Time and again they have observed while the individuals involved are deeply committed to these shifts on a personal level — they work in organisations that have struggled to move out of the ‘business-as-usual’ approaches to addressing such issues, which mainly focus on ‘plan, act and fund a service’ or ‘build it and they will come to be changed’ approaches.
Initially, the GCSI team were confronted by these partners who adopted the terminology and the tools but couldn’t ‘change’ their deeper organisational values or practices.
Challenging themselves to meet their partners where they were at, instead of walking away the GCSI team offered deeper support. They developed trusted relationships with their partners enabling them to have robust, two-way conversations, challenge practices, ask hard questions, and share critiques.
Though a couple of clients have been lost along the way, GCSI has found new partners who wanted to be challenged and supported. This was an opportunity to develop new ways of working that could enable a deeper, relational, and transformational way of working.
Ingrid and the team created this diagram precisely because they saw how this sort of relational partnership could support a move from ‘mouthset to mindset’ over time. There’s no magic here — just a deep commitment to doing the ‘grunt’ work, reflecting on what it takes, and working in a trusting and rigorous way to move forward inch by inch towards better outcomes.
Hope and curiosity around the conditions supporting these shifts
As three authors exploring these common experiences in different settings, we are left with hope and curiosity.
The work of systems change is hard.
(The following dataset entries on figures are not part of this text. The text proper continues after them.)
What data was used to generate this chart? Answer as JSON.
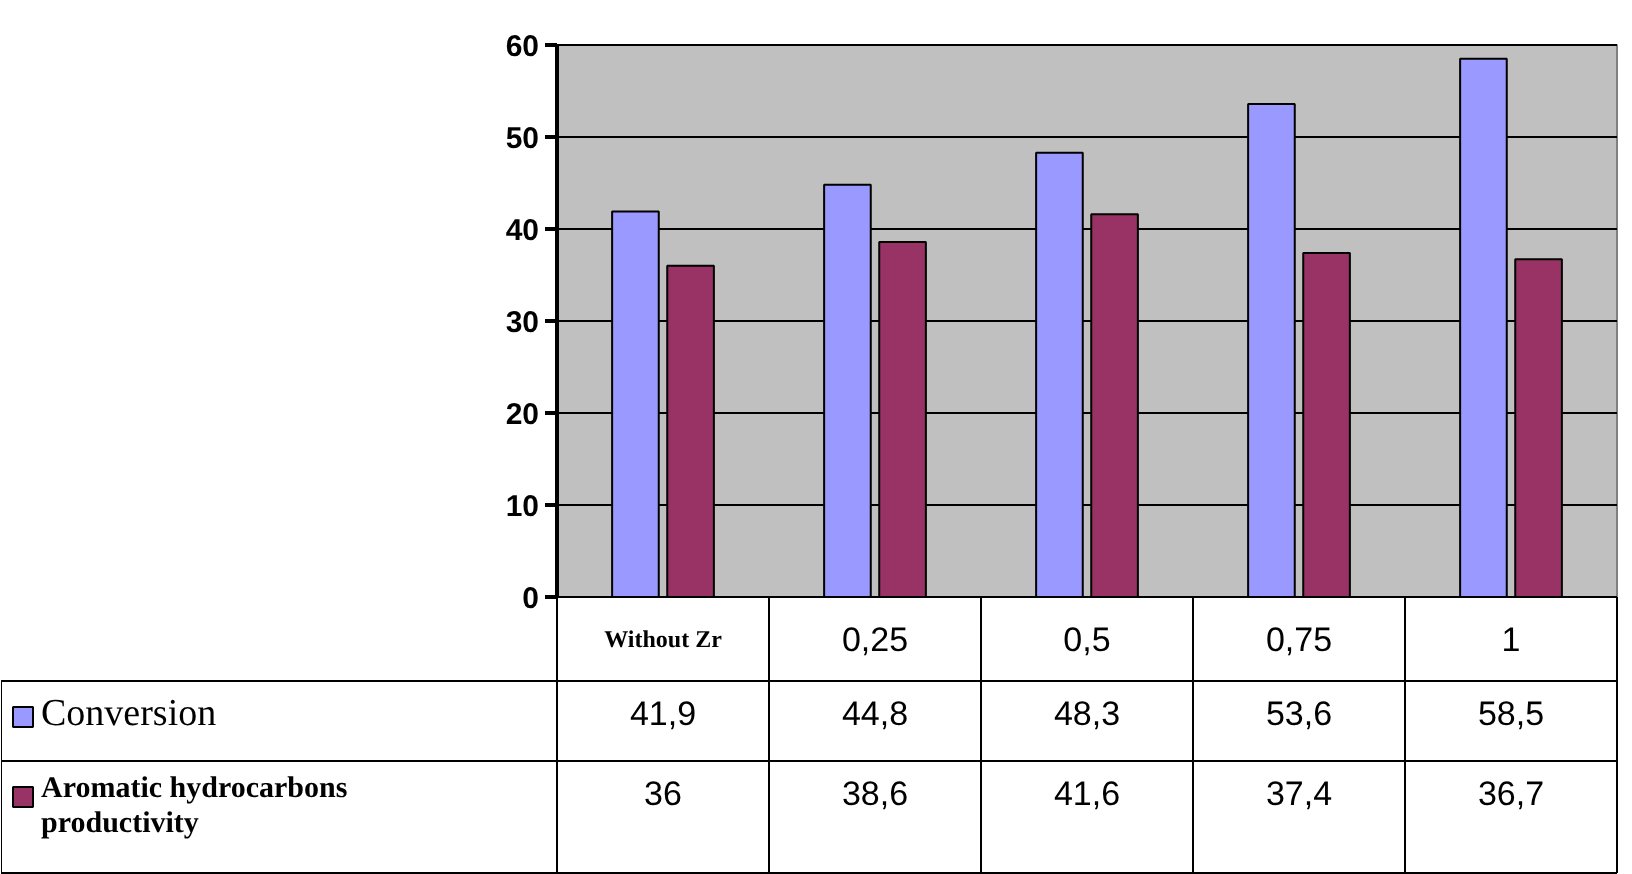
{
  "chart_data": {
    "type": "bar",
    "categories": [
      "Without Zr",
      "0,25",
      "0,5",
      "0,75",
      "1"
    ],
    "series": [
      {
        "name": "Conversion",
        "color": "#9999ff",
        "values": [
          41.9,
          44.8,
          48.3,
          53.6,
          58.5
        ],
        "value_labels": [
          "41,9",
          "44,8",
          "48,3",
          "53,6",
          "58,5"
        ]
      },
      {
        "name": "Aromatic hydrocarbons productivity",
        "color": "#993366",
        "values": [
          36,
          38.6,
          41.6,
          37.4,
          36.7
        ],
        "value_labels": [
          "36",
          "38,6",
          "41,6",
          "37,4",
          "36,7"
        ]
      }
    ],
    "ylim": [
      0,
      60
    ],
    "yticks": [
      0,
      10,
      20,
      30,
      40,
      50,
      60
    ],
    "grid": "y",
    "legend": "bottom left"
  }
}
Bringing together unlikely coalitions of people willing to be challenged and supported to create new ways of working is an awesome responsibility. Inevitably, we will face setbacks as established actors resist disruption to the status quo.
Rigid structures and inhospitable cultures will push back against our attempts to break down barriers and nurture relationships to create more compassionate systems. Opportunistic leaders will corrupt our language and inadvertently create cynicism and scepticism. Some of us will battle burnout and feelings of hopelessness.
Examples of individuals, organisations, and networks who have overcome all the barriers to change energise us. Moving through dissonance and past breakdown, we are inspired to see how they have realigned in creative and relational ways to embody the practices of transformation and innovation.
Yet we are left wondering, what conditions allow for this change, and what conditions don’t? Perhaps you share our curiosity or have some answers of your own. If you have been part of a ‘mouthset to mindset’ shift — or seen a failure — we’re keen to hear what you think. How do some groups get past surface-level adoption of the language and dissonance; while others get stuck in co-optation or breakdown? What conditions and capabilities support a shift from mouthset to mindset?